浜松市長の「学長失格」発言に静岡大学長「そこまで言われるとは…」 浜松医大との再編は「両大学は同じ方向…」
浜松市 鈴木康友市長:「医工連携の大学ができることによって、県内に計り知れない波及効果をもたらすことができる」
2日午後、静岡大学と浜松医科大学の統合・再編を推進する期成同盟会の発足式が浜松市で開かれ、スズキの鈴木修相談役ら、経済界の関係者も出席しました。
浜松市 鈴木康友市長:「合意書締結から4年が経つが、計画は迷走を繰り返し、頓挫したままである。私が何より許せないのは、すでに去年、この大学は開学しているはずだった。子どもたちの夢を壊し、就学の機会を奪い、教育の機会を奪っている。これが許せない。これを見過ごしている。私は静大の学長に猛省を促したい。1日も早くこの計画を前に進めなければならない」
期成同盟会には静岡県西部のすべての自治体に加え、県東部の御殿場市や富士宮市など、浜松市を含む12の市や町が参加しています。
静岡・田辺市長「大学の自治尊重。
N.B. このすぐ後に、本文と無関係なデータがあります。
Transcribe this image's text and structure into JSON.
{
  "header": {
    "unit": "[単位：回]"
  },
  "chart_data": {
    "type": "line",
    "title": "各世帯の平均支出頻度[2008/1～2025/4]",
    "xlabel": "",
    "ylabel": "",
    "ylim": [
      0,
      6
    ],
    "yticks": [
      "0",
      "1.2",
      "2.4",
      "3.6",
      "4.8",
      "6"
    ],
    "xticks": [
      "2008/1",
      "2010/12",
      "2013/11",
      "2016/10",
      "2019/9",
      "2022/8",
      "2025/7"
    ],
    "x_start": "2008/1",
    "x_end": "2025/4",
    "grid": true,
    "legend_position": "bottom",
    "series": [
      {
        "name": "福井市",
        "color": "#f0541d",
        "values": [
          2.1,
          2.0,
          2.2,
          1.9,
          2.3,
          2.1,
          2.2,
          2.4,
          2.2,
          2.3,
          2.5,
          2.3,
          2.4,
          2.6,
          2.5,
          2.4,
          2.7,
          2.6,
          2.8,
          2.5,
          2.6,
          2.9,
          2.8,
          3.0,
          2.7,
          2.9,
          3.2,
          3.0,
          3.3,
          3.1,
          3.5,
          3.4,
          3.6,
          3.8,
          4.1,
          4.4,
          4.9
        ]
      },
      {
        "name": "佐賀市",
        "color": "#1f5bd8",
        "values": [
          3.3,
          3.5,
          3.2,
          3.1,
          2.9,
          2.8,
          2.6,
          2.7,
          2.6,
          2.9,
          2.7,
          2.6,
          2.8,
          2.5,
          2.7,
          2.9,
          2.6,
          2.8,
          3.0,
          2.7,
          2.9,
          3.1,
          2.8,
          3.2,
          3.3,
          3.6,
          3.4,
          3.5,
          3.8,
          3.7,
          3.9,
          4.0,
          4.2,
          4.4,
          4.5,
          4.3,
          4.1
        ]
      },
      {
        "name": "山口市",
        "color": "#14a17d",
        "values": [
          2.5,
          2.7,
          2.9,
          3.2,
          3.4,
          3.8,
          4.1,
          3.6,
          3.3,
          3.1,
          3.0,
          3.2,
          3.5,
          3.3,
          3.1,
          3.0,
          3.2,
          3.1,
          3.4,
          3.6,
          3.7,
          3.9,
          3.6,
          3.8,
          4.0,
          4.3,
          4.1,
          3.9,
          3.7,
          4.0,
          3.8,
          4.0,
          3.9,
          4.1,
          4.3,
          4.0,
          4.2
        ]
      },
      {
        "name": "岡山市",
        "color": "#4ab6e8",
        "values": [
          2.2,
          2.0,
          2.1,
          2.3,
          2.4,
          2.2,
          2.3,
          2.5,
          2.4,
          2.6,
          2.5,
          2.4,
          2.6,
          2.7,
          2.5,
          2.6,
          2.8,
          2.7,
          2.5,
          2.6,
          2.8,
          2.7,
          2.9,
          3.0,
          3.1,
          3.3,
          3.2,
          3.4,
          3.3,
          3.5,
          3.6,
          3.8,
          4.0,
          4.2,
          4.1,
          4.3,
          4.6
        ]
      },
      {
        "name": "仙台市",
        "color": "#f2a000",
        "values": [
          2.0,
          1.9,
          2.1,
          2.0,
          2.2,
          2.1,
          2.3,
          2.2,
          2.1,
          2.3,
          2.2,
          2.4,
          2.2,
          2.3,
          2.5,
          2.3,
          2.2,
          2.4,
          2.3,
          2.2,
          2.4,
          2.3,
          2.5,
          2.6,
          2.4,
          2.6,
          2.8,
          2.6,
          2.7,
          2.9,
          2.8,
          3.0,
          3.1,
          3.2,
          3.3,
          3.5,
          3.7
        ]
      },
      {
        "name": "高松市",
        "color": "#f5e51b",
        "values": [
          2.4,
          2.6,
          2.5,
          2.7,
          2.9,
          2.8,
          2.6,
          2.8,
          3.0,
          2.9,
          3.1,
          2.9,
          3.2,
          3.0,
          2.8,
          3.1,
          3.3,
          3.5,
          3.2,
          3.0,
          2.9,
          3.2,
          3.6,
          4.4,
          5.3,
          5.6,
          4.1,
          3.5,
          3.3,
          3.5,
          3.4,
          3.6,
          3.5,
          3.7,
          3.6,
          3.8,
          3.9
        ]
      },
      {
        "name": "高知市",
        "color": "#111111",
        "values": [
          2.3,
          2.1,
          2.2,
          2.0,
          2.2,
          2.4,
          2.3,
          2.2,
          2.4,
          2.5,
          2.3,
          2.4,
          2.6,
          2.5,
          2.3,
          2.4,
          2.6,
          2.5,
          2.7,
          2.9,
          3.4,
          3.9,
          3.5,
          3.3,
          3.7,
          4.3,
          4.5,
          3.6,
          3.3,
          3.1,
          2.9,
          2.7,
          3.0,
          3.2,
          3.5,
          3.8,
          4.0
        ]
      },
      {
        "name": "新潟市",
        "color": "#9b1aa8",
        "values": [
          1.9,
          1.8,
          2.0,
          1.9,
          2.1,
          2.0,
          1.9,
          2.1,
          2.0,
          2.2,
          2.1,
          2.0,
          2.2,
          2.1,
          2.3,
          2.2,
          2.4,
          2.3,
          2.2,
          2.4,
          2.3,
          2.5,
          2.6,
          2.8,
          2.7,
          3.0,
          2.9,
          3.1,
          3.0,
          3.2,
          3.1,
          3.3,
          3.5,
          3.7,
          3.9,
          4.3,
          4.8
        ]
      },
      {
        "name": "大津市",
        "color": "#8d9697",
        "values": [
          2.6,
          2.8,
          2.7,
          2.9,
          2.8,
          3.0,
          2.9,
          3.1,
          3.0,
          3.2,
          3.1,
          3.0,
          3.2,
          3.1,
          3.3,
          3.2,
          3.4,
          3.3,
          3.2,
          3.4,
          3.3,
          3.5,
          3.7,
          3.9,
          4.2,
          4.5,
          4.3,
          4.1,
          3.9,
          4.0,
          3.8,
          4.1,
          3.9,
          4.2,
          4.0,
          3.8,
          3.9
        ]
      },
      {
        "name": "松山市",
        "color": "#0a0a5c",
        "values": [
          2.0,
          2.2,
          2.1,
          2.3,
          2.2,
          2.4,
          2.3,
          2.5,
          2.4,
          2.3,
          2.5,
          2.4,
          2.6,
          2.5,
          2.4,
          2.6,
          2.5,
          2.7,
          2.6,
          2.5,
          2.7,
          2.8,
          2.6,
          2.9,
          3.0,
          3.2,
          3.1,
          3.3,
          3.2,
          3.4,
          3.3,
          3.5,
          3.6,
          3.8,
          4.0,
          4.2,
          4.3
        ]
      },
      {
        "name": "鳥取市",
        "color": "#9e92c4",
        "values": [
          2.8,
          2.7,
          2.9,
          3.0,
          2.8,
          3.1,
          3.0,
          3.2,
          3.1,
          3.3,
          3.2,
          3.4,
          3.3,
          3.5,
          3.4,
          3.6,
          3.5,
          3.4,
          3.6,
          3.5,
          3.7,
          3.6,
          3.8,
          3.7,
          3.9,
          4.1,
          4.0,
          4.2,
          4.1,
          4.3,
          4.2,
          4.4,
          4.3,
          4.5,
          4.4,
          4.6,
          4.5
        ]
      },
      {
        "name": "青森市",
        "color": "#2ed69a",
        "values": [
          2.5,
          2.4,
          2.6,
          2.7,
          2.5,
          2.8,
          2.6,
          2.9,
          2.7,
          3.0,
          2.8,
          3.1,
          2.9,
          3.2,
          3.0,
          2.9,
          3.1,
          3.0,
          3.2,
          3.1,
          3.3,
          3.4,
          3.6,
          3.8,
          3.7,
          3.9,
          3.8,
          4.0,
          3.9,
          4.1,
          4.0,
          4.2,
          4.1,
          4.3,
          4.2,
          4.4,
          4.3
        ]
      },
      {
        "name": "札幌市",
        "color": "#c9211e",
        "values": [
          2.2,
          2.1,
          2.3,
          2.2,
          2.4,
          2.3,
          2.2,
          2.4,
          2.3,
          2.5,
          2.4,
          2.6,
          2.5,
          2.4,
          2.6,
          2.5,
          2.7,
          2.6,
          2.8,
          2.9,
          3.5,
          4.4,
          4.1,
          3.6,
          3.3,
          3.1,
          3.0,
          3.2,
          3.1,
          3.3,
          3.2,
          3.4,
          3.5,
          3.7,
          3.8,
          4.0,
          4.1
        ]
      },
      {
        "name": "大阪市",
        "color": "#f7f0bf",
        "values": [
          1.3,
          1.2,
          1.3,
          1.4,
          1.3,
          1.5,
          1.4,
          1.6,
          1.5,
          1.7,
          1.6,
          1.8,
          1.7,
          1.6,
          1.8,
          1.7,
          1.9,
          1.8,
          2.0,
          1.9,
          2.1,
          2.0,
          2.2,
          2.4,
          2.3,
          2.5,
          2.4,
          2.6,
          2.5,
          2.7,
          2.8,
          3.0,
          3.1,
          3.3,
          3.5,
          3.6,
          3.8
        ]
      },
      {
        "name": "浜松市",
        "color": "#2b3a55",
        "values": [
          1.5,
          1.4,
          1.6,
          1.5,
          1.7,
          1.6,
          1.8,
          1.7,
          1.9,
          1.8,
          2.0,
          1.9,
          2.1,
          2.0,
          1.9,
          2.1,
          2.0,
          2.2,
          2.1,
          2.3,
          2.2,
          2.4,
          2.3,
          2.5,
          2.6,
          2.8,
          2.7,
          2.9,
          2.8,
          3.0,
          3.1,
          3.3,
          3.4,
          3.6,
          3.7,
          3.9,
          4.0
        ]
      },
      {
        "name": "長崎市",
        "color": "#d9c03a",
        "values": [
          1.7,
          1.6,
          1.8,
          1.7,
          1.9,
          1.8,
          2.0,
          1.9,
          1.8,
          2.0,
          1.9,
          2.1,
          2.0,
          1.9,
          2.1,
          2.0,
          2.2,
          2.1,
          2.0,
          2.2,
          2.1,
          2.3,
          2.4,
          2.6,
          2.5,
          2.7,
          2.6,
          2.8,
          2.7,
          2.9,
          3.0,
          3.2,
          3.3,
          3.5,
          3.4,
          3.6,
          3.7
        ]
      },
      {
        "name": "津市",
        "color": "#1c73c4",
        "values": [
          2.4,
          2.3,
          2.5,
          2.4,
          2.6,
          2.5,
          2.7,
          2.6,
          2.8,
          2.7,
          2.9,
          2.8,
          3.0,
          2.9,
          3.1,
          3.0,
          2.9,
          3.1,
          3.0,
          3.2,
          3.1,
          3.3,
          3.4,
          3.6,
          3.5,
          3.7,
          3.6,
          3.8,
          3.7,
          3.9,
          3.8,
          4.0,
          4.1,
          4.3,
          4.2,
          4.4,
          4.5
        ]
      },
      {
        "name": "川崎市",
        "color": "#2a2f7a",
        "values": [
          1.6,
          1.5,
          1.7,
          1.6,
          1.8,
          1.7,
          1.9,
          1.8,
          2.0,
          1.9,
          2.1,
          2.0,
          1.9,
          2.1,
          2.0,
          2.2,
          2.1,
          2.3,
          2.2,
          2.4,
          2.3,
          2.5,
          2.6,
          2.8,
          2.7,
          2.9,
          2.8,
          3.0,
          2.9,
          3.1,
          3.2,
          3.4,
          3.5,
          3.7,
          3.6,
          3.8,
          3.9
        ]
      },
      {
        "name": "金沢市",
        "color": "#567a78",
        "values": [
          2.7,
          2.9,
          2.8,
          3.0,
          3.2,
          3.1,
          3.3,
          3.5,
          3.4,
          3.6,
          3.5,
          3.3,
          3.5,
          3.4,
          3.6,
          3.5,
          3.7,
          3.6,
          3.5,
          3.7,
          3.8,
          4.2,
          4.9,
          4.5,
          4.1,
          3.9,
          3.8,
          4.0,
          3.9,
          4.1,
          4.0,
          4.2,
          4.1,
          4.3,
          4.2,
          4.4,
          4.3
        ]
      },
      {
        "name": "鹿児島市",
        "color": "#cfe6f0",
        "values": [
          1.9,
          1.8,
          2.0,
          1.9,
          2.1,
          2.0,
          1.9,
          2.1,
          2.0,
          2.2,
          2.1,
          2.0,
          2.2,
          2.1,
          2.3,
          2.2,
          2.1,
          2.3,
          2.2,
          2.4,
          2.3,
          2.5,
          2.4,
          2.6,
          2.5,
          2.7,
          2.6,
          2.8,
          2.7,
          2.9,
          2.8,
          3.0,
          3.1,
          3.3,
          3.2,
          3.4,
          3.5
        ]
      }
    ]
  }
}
両大学が決めるべき」…浜松市側の動きけん制
こうした動きに、2日、単独取材に応じた静岡大学の日詰一幸学長は…。
静岡大学 日詰一幸学長:「期成同盟会のような形とすれば、非常に強いメッセージが発せられることは間違いないと思いますので、やはり最終的に大学は大学として、方向性をきちんと決めていきたいと思っていますので、その辺りをぜひご理解いただきたいというのが今の切なる思いです」
静岡市の田辺信宏市長も浜松側の動きをけん制しています。
静岡市 田辺信宏市長(2月27日):「大学の自治が尊重されなければなりません。つまり、大学のことは両大学において決めるべきだ」
静岡大学と浜松医大の統合・再編問題は、互いの溝が改めて浮き彫りとなり、さながら“地域対立”の様相を呈しています。
浜松市 鈴木康友市長(2月27日):「大学同士の話し合いで決めるべきというような話をしたが、これは天につば吐くような話であって、大学同士の話はもう終わっている。だから学長として、私は失格だと」
鈴木市長の怒りの矛先は、静岡大学の日詰学長です。
2月、日詰学長は個人の考えとして、2019年に合意した静岡と浜松でそれぞれ新しい大学をつくる「1法人2大学」案ではなく、「1法人1大学」案を打ち出していました。
静岡大・日詰学長「新しい大学を作る点で両大学とも同じ方向を向いている」
「学長失格」の烙印を押された、日詰学長。鈴木市長の発言をどのように受け止めたのでしょうか。
静岡大学 日詰一幸学長:「そこまで言われるとは思っておりませんで、非常に強い批判の矛先が、わたくしの方に向けられたと率直に受け止めました。なかなか難しいかじ取りになってしまったというのが率直な思い」
おととし1月、両大学の統合・再編は無期限の延期となり、先行きは全く見通せない状況が続いています。そもそも、一度合意した内容で協議を継続できないのはなぜなのでしょうか。
静岡大学 日詰一幸学長:「基本的に私が学長に就任する前に方向性が決まったわけですけど、その時点においても、いろいろな合意形成に向けての議論が十分ではなかったと思います」
静岡大学と浜松医大の統合・再編に向けた取り組みについては去年3月、文部科学省の検討会で「構想に沿った取り組みが行われていない」と評価され、「医学・工学・情報学の連携は現在のままでも十分に可能で、2大学に再編することでの静岡県全体に対するメリットが判然としない」とされています。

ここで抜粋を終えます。